937. Sitzung des Bundesrates am 16. Oktober 2015
A
Der federführende Ausschuss für Fragen der Europäischen Union (EU), der Finanzausschuss (Fz) und der Ausschuss für Innere Angelegenheiten (In) empfehlen dem Bundesrat, zu der Vorlage gemäß §§ 3 und 5 EUZBLG wie folgt Stellung zu nehmen:
- 1. Der Bundesrat begrüßt den Vorschlag der Kommission, zur Entlastung von Italien, Griechenland und Ungarn auf der Grundlage von Artikel 78 Absatz 3 AEUV als vorläufige Maßnahme 120 000 Personen, die eindeutig internationalen Schutz benötigen, in andere Mitgliedstaaten umzusiedeln.
- 2. Der Bundesrat nimmt zur Kenntnis, dass sich die Mitgliedstaaten am 22. September 2015 zumindest auf einen Minimalkonsens zur Entlastung der besonders betroffenen Erstaufnahmestaaten geeinigt haben. Die vereinbarte Umsiedlung von Flüchtlingen in andere Mitgliedstaaten wird dazu beitragen sicherzustellen, dass die Asylsuchenden angemessen versorgt werden und die ordnungsgemäße Durchführung des Asylverfahrens möglich ist.
- 3. Der Bundesrat erkennt an, dass die Kommission die Verhinderung von Sekundärmigration als wichtige Komponente dieser Umsiedlungsmaßnahme herausstellt, um deren Gelingen und praktische Wirksamkeit zu gewährleisten.
- 4. Der Bundesrat weist jedoch darauf hin, dass die von der Kommission dargelegten Maßnahmen zur Verhinderung von Sekundärmigration nicht ausreichend sind.
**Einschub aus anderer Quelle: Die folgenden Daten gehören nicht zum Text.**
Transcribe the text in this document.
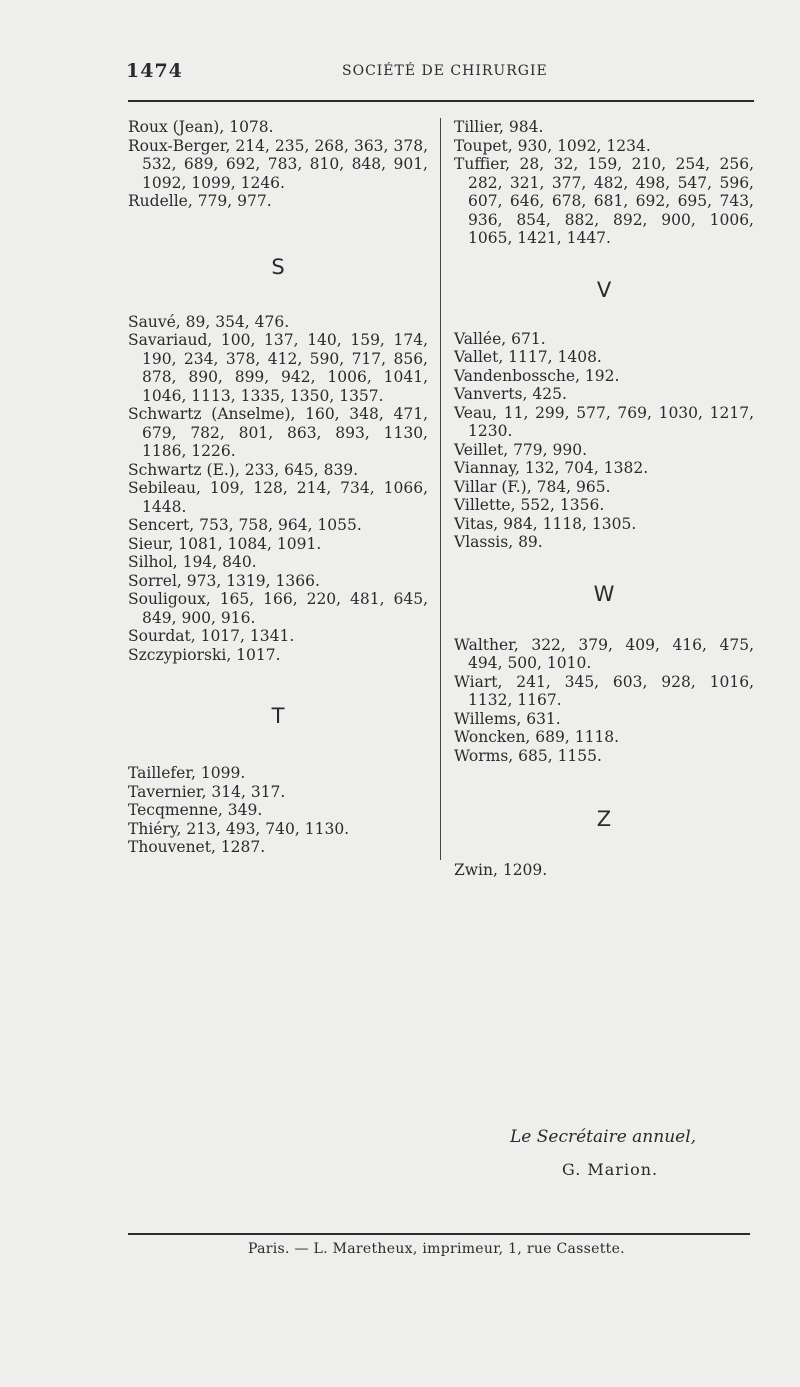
1474	SOCIÉTÉ DE CHIRURGIE
Roux (Jean), 1078.
Roux-Berger, 214, 235, 268, 363, 378, 532, 689, 692, 783, 810, 848, 901, 1092, 1099, 1246.
Rudelle, 779, 977.
S
Sauvé, 89, 354, 476.
Savariaud, 100, 137, 140, 159, 174, 190, 234, 378, 412, 590, 717, 856, 878, 890, 899, 942, 1006, 1041, 1046, 1113, 1335, 1350, 1357.
Schwartz (Anselme), 160, 348, 471, 679, 782, 801, 863, 893, 1130, 1186, 1226.
Schwartz (E.), 233, 645, 839.
Sebileau, 109, 128, 214, 734, 1066, 1448.
Sencert, 753, 758, 964, 1055.
Sieur, 1081, 1084, 1091.
Silhol, 194, 840.
Sorrel, 973, 1319, 1366.
Souligoux, 165, 166, 220, 481, 645, 849, 900, 916.
Sourdat, 1017, 1341.
Szczypiorski, 1017.
T
Taillefer, 1099.
Tavernier, 314, 317.
Tecqmenne, 349.
Thiéry, 213, 493, 740, 1130.
Thouvenet, 1287.
Tillier, 984.
Toupet, 930, 1092, 1234.
Tuffier, 28, 32, 159, 210, 254, 256, 282, 321, 377, 482, 498, 547, 596, 607, 646, 678, 681, 692, 695, 743, 936, 854, 882, 892, 900, 1006, 1065, 1421, 1447.
V
Vallée, 671.
Vallet, 1117, 1408.
Vandenbossche, 192.
Vanverts, 425.
Veau, 11, 299, 577, 769, 1030, 1217, 1230.
Veillet, 779, 990.
Viannay, 132, 704, 1382.
Villar (F.), 784, 965.
Villette, 552, 1356.
Vitas, 984, 1118, 1305.
Vlassis, 89.
W
Walther, 322, 379, 409, 416, 475, 494, 500, 1010.
Wiart, 241, 345, 603, 928, 1016, 1132, 1167.
Willems, 631.
Woncken, 689, 1118.
Worms, 685, 1155.
Z
Zwin, 1209.
Le Secrétaire annuel,
G. Marion.
Paris. — L. Maretheux, imprimeur, 1, rue Cassette.
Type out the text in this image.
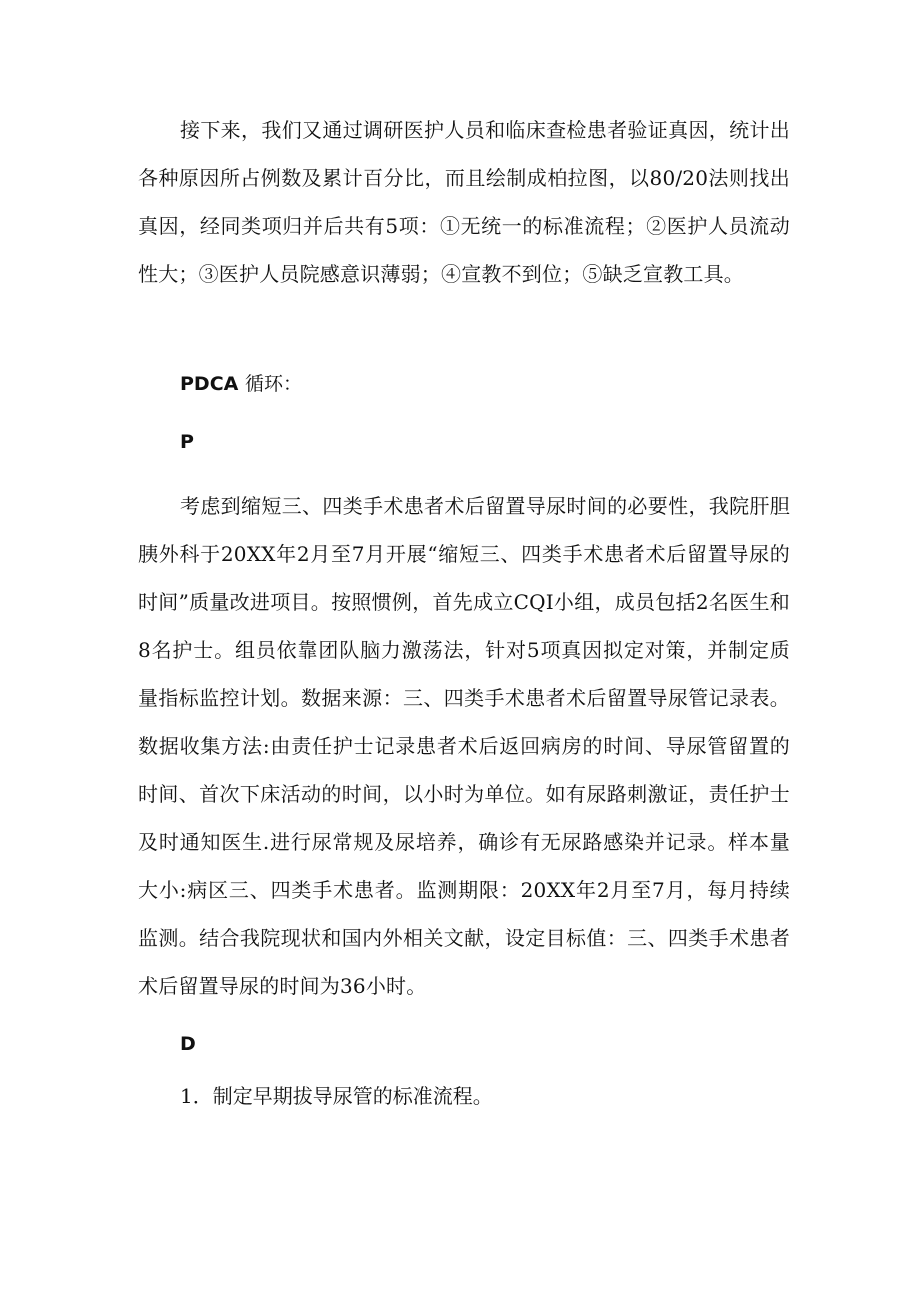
接下来，我们又通过调研医护人员和临床查检患者验证真因，统计出各种原因所占例数及累计百分比，而且绘制成柏拉图，以80/20法则找出真因，经同类项归并后共有5项：①无统一的标准流程；②医护人员流动性大；③医护人员院感意识薄弱；④宣教不到位；⑤缺乏宣教工具。

PDCA 循环：

P

考虑到缩短三、四类手术患者术后留置导尿时间的必要性，我院肝胆胰外科于20XX年2月至7月开展“缩短三、四类手术患者术后留置导尿的时间”质量改进项目。按照惯例，首先成立CQI小组，成员包括2名医生和8名护士。组员依靠团队脑力激荡法，针对5项真因拟定对策，并制定质量指标监控计划。数据来源：三、四类手术患者术后留置导尿管记录表。数据收集方法:由责任护士记录患者术后返回病房的时间、导尿管留置的时间、首次下床活动的时间，以小时为单位。如有尿路刺激证，责任护士及时通知医生.进行尿常规及尿培养，确诊有无尿路感染并记录。样本量大小:病区三、四类手术患者。监测期限：20XX年2月至7月，每月持续监测。结合我院现状和国内外相关文献，设定目标值：三、四类手术患者术后留置导尿的时间为36小时。

D

1．制定早期拔导尿管的标准流程。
Es bedarf aus Sicht des Bundesrates weitergehender und effektiverer Maßnahmen.
- 5. Zum einen sollte geregelt werden, dass im Rahmen dieser Umverteilung der Bezug von Sozialleistungen auf den nach der Verteilung zuständigen Mitgliedstaat beschränkt ist.
- 6. Zum anderen sollte bestimmt werden, dass im Fall der Missachtung einer Umverteilungsentscheidung eine Überstellung in den nach der Verteilung zuständigen Mitgliedstaat in einem speziellen, schnell abzuwickelnden Verfahren erfolgt. Die bislang hierfür vorgesehene Anwendung der Dublin-IIIVerordnung ist aufgrund des damit verbundenen Zeitbedarfs und des verwaltungsorganisatorischen Aufwands nicht ausreichend.
- 7. Da weiterhin mit hohen Flüchtlingszahlen gerechnet werden muss, kann der Ratsbeschluss vom 22. September 2015 nur ein erster Schritt in Richtung mehr Solidarität zwischen den EU-Mitgliedstaaten sein. Anzustreben ist ein permanenter Mechanismus zur Verteilung von Flüchtlingen, mit dem gewährleistet wird, dass jeder Mitgliedstaat nach seinen Möglichkeiten an der Bewältigung des Flüchtlingszustroms mitwirkt.
- 8. Zu der solidarischen Lastentragung muss auch eine angemessene finanzielle Ausstattung der Gebietskörperschaften gehören, die durch den Flüchtlingszustrom besonders belastet sind.
- 9. Ein ganz wesentlicher Fokus wird zukünftig darauf gerichtet werden müssen, Fluchtursachen zu identifizieren und ihnen möglichst ortsnah abzuhelfen. In diesem Sinne ist auch die Erklärung der EU-Staats- und Regierungschefs vom 23. September 2015 zu begrüßen: Der Vorschlag, zur Deckung des dringendsten Bedarfs der Flüchtlinge in der Herkunftsregion durch Unterstützung des Hohen Flüchtlingskommissars der Vereinten Nationen, des Welternährungsprogramms und anderer Agenturen einen zusätzlichen Beitrag von mindestens einer Milliarde Euro aufzuwenden, zielt auf die Bekämpfung der Fluchtursachen ab. Dadurch kann am besten verhindert werden, dass Menschen sich unter Gefahr für Leib und Leben auf den Weg in eine ferne und ungewisse Zukunft machen und es in überforderten Aufnahmeländern zu Friktionen kommt.
- 10. Der Bundesrat übermittelt diese Stellungnahme direkt an die Kommission.
B
- 11. Der Ausschuss für Arbeit, Integration und Sozialpolitik empfiehlt dem Bundesrat, von der Vorlage gemäß §§ 3 und 5 EUZBLG Kenntnis zu nehmen.